Thursday, September 17, 2020

Moving in Crisis

If you have a pretty good predictive model, and you have the resources to establish with relative certainty what direction a complex system will move next, then it certainly pays to divert one's energy in the direction that makes the most sense. The more localized and simplified a system in question, the easier as well.

And swift directional movement tends to further restrict possibility and avenues of action. If you're perched up on a ladder that is beginning to fall, the array of options you have available to you becomes ever more sharply constrained the more the ladder proceeds down the arc of its fall. 

The more complexity, and the greater breadth and depth of the system you are attempting to anticipate, the more it pays to cultivate a greater variety of practices in response to its movements, so that you have the resources available to further lean into whatever avenue makes the most sense as things become more kinetic, and the actual avenues of action constrict in unpredictable ways. 

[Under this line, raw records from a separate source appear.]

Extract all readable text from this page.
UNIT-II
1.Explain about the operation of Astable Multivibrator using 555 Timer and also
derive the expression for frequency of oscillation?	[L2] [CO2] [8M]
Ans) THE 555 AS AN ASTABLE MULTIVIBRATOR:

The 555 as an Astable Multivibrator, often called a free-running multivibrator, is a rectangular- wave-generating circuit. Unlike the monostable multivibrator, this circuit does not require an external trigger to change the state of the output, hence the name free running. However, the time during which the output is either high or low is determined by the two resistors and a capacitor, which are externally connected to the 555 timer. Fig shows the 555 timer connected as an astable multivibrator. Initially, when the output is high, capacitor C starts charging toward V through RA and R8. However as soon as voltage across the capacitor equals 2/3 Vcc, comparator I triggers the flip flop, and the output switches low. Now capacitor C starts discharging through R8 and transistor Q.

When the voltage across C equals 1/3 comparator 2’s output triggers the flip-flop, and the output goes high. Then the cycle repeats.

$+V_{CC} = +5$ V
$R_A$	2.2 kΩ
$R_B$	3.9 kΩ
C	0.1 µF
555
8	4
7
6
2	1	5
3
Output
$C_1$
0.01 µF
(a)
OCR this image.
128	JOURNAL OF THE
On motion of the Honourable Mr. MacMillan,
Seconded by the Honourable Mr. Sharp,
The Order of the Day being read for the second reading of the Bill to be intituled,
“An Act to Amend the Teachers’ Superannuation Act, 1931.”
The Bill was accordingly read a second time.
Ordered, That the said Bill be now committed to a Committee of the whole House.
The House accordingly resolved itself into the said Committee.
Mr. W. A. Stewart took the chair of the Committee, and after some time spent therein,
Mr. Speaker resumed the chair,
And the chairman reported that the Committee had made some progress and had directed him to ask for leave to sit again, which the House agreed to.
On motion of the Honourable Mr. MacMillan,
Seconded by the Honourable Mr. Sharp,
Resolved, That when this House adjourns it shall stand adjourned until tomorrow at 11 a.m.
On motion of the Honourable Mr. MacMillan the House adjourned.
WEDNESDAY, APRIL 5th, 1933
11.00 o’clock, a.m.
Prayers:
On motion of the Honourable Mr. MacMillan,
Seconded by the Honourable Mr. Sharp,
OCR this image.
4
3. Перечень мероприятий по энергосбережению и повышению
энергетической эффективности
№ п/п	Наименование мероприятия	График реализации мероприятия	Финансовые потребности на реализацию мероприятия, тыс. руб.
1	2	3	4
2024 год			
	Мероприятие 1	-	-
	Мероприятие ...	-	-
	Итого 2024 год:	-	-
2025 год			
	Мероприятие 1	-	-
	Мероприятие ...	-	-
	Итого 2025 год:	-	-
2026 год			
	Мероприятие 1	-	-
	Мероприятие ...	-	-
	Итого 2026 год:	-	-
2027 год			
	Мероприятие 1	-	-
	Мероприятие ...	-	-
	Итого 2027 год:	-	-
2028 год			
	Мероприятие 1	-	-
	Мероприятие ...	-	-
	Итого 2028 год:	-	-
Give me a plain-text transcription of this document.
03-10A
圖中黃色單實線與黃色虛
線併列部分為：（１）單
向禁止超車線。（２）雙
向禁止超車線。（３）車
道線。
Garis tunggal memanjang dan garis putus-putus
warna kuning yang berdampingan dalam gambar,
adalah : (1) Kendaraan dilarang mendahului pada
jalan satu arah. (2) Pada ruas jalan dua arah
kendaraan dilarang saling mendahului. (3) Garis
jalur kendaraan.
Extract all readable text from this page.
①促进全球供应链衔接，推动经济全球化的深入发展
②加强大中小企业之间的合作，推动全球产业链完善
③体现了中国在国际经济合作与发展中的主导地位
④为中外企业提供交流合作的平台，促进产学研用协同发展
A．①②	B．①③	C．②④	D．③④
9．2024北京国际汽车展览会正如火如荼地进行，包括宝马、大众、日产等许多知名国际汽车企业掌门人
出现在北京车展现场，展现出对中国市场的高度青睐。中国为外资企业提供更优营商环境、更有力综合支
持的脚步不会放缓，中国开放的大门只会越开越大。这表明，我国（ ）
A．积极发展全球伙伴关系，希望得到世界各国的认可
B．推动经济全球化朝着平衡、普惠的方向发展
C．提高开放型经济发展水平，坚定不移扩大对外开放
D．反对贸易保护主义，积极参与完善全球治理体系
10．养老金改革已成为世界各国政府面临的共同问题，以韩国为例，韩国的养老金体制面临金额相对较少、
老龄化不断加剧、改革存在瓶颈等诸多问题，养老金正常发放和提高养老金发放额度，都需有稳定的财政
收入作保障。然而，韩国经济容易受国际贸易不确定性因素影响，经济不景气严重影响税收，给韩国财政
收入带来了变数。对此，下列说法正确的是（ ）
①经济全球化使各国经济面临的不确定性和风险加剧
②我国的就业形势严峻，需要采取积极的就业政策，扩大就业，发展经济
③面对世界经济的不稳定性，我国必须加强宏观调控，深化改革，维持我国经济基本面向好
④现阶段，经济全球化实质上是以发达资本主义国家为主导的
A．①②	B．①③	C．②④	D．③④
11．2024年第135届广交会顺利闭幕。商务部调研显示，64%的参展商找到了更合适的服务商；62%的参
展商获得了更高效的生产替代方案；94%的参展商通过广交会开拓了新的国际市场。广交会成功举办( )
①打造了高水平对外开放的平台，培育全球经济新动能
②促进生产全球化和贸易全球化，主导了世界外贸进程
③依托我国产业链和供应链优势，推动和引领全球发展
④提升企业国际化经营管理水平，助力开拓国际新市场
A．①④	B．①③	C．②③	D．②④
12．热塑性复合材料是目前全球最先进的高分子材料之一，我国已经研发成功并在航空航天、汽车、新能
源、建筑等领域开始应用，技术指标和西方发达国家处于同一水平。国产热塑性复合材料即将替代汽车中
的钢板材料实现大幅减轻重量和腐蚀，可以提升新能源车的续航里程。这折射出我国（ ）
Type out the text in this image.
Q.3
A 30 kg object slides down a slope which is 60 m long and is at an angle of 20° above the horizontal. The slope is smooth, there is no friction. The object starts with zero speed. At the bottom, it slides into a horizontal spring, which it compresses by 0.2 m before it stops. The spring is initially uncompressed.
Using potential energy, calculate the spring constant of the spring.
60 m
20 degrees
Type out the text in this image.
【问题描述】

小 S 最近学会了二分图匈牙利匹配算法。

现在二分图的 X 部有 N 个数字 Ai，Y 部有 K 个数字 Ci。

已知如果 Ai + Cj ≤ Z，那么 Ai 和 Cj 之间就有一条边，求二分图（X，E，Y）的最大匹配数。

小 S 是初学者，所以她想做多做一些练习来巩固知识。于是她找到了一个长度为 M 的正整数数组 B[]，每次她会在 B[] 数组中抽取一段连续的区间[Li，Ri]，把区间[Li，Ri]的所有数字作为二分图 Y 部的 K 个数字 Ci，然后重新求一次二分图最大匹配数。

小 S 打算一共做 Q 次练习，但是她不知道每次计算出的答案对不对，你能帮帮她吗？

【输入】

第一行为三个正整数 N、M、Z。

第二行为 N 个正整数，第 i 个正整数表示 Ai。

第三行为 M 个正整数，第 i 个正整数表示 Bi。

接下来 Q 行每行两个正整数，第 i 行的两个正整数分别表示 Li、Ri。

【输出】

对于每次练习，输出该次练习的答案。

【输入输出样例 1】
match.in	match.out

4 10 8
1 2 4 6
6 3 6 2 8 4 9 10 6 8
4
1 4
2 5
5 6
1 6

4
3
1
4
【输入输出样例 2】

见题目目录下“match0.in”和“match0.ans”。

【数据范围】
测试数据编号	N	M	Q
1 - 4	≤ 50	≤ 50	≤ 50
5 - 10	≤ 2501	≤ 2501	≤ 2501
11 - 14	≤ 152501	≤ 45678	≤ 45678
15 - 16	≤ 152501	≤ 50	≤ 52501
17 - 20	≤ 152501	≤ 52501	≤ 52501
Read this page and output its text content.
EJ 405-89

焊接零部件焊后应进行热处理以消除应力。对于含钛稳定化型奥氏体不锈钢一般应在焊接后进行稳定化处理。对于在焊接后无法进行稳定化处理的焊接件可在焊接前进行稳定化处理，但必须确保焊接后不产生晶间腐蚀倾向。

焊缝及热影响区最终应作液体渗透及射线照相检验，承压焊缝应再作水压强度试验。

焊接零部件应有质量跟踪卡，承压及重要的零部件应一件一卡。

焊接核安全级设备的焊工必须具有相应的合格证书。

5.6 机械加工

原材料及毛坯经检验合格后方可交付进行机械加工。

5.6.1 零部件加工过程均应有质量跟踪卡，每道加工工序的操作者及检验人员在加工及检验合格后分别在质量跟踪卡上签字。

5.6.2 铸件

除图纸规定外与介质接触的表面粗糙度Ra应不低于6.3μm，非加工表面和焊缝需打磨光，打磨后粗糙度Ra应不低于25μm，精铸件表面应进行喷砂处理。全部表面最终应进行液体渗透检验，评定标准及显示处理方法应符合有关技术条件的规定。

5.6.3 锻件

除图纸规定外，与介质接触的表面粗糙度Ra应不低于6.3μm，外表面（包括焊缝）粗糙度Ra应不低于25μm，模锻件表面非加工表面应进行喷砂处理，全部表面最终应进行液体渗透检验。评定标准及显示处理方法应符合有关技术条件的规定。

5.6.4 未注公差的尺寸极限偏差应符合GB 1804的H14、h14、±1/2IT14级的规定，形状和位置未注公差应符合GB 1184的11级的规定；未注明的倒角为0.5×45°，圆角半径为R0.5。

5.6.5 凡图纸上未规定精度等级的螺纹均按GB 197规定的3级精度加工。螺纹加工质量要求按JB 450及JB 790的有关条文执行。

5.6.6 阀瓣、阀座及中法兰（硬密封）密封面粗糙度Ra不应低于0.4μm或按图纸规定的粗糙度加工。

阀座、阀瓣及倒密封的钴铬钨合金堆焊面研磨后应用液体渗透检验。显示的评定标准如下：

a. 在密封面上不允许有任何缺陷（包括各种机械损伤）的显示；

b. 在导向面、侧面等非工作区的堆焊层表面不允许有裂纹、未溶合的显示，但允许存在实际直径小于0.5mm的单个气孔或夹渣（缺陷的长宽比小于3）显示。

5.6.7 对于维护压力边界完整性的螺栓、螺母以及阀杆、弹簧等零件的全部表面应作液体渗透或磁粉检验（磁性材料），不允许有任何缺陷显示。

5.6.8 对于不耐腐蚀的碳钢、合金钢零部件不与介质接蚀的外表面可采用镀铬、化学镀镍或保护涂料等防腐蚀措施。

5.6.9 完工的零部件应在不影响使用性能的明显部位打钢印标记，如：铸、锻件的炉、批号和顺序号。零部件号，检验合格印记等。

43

Because what is the cost of moving in the wrong direction at the wrong time? One's resources are sunk into a limited avenue that quickly loses its viability, and then you are left with a deficit in one direction, just as a surplus is needed in another. 

If you have failed to understand the nature of a falling tree, and you've already begun moving and your attention is focused elsewhere, and there is a shadow growing over you, the falling tree picks up steam, the window of action is rapidly narrowing, and the trap is closing shut. 

Collectively, it certainly does help to act in a manner that regularly refrains from setting large masses in motion, but it seems that today, that ship has sailed.